A product of Trinity College, Kandy who joined the SLAF at the age of 18, the No. 12 Squadrons Commanding Officer said his happiest moment in life was the day that he was selected to fly fighter jets in 1991 when only five pilots had been chosen for the first time in the SLAF history to become fighter pilots of the SLAF.
According to him, the MiGs and fighter helicopters of the SLAF had changed the tide and the pilots who were so committed made a silent contribution since the beginning of the Eelam War IV, had destroyed the LTTE’s ammunition dumps, training camps and so many important places.

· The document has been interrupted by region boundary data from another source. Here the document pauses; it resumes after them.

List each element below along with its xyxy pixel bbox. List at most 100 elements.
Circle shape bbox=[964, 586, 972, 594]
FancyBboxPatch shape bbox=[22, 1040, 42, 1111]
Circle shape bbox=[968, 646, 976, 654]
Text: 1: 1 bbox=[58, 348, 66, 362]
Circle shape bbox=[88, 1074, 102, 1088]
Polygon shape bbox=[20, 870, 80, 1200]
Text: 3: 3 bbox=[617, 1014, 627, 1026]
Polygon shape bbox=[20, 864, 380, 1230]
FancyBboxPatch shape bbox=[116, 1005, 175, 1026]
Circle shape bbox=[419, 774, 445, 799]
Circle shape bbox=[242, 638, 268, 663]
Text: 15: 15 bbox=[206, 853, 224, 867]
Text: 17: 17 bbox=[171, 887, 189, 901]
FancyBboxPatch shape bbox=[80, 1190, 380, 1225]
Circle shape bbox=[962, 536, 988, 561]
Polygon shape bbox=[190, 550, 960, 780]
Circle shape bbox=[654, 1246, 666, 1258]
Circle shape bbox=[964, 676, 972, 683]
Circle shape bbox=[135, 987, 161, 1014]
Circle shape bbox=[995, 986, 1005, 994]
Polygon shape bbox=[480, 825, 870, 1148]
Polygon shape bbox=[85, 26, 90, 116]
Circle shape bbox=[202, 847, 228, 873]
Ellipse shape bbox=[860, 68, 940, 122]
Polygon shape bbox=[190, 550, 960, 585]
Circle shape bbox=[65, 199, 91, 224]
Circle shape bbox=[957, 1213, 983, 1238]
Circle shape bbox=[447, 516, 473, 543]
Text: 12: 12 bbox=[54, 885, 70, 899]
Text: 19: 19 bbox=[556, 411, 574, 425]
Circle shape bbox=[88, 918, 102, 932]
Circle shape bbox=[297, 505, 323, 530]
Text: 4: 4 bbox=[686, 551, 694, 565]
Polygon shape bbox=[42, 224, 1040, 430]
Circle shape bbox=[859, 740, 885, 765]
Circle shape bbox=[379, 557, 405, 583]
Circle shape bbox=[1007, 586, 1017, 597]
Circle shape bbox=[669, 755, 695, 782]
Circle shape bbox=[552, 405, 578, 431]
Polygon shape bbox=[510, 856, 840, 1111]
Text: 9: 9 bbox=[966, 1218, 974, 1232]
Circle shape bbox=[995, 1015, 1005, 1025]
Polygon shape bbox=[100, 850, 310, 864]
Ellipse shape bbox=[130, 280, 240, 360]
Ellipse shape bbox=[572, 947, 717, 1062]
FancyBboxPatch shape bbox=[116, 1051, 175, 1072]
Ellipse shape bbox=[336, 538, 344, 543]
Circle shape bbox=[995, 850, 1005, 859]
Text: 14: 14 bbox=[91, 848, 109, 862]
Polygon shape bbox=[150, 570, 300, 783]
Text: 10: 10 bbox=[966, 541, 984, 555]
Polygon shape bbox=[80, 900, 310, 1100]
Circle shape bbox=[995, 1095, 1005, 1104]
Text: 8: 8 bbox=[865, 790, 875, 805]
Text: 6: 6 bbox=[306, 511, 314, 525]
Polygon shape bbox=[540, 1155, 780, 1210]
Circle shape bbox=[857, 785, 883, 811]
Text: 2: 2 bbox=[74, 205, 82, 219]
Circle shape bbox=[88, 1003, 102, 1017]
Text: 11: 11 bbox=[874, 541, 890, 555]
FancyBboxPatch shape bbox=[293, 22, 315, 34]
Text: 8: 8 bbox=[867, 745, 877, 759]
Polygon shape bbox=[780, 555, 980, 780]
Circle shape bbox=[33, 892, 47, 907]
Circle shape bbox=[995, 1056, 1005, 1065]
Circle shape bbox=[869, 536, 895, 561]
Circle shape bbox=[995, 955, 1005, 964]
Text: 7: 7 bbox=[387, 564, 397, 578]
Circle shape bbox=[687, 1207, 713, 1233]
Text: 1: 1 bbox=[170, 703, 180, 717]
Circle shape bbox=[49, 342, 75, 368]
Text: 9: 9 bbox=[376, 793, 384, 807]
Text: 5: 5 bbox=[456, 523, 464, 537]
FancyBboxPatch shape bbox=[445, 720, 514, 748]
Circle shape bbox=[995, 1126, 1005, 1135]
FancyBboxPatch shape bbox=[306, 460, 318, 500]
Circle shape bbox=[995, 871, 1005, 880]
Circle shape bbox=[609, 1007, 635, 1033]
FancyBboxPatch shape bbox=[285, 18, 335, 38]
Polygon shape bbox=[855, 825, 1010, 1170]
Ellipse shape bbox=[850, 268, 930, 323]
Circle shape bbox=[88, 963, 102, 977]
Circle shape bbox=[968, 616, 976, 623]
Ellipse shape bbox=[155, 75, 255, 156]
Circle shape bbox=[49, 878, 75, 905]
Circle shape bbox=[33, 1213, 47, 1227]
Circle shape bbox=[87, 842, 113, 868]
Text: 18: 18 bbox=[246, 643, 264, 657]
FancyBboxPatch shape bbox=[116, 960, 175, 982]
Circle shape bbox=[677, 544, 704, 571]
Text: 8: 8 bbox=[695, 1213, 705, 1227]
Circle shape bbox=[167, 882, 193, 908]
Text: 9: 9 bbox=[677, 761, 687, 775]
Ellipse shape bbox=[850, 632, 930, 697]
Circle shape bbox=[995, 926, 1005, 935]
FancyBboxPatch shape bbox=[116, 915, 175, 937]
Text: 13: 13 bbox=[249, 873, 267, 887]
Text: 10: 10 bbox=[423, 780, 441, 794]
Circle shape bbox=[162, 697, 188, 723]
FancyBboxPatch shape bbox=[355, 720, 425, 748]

He said that the fighter squadrons were happy about their past when they took on destroying the LTTE for over three and half years.

All the FIghter pilots in Sri Lanka Air Force just after the Victory Parade
Left to Right Flying Officer Chinthake Hettiarachchi (F-7 Squadron pilot) Flight Lieutenant Roshan Perera (MiG-27 Squadron pilot) Flight Lieutenant Prabhath Wijekoon (F-7 Squadron pilot) Squadron Leader Priyantha Udayakumara (Kfir Squadron pilot) Squadron Leader Vajira Jayakody (Officer Commanding Operations Kfir Squadron) Squadron Leader Poojana Gunathileke (Officer commanding Training F-7 Squadron) Wing Commander Sampath Wickramaratne (Commanding Officer F-7 Squadron) Group Captain Sajeewa Hendawitharana (Commanding Officer MiG-27 Squadron) Wing Commander Shehan Fernando (Commanding Officer Kfir Squadron) Squadron Leader Asela Jayasekera (Officer Commanding Operations MiG 27 Squadron) Squadron Leader Ranga Thiranagama (Officer commanding Training MiG-27 Squadron) Squadron Leader Dinesh Jayaweera (Officer Commanding Operations F-7 Squadron) Flying Officer Malinga Senanayake (F-7 Squadron pilot) Flying Officer Monath Perera (Kfir Squadron pilot)
(Not in photo) Flight Lieutenant Dinesh Nagasena (Officer commanding Training Kfir Squadron) Flight Lieutenant Krishantha Kapugama (MiG-27 Squadron Pilot) Flight Lieutenant Indika Premadasa (MiG-27 Squadron Pilot) Flight Lieutenant Shyam Ranasinghe (MiG-27 Squadron pilot)


According to Group Capt Hendawitharane, the life of a fighter pilot is very interesting with lots of challenges. “When you are a fighter pilot you can go wherever you want in the sky and if you want to reach a top of a huge cloud, you are just there. He said that the fighter pilots would not remember their loved ones or anything as they shoulder a huge responsibility.
“Simply we do not have time to think of anything else as the time for the prey is just an hour. Within that time we have to do everything alone”, he smiled.
The 30-year-old deadly battle is over. Will the job of the fighter pilots be over? “No, they will be the `guns’ who will display the power of the nation, which will boom with new harbours, air ports and tourists from the West”, he said.
With no regrets, the boss of the fighter pilots of the SLAF said that they drew great inspiration during the Eelam War IV when they never took targets to kill innocent civilians, but always inflicted the maximum damage on the terrorists.
“People know little about the occasions that the fighter pilots turned back abandoning the mission when they witnessed innocent people around”, he recalled.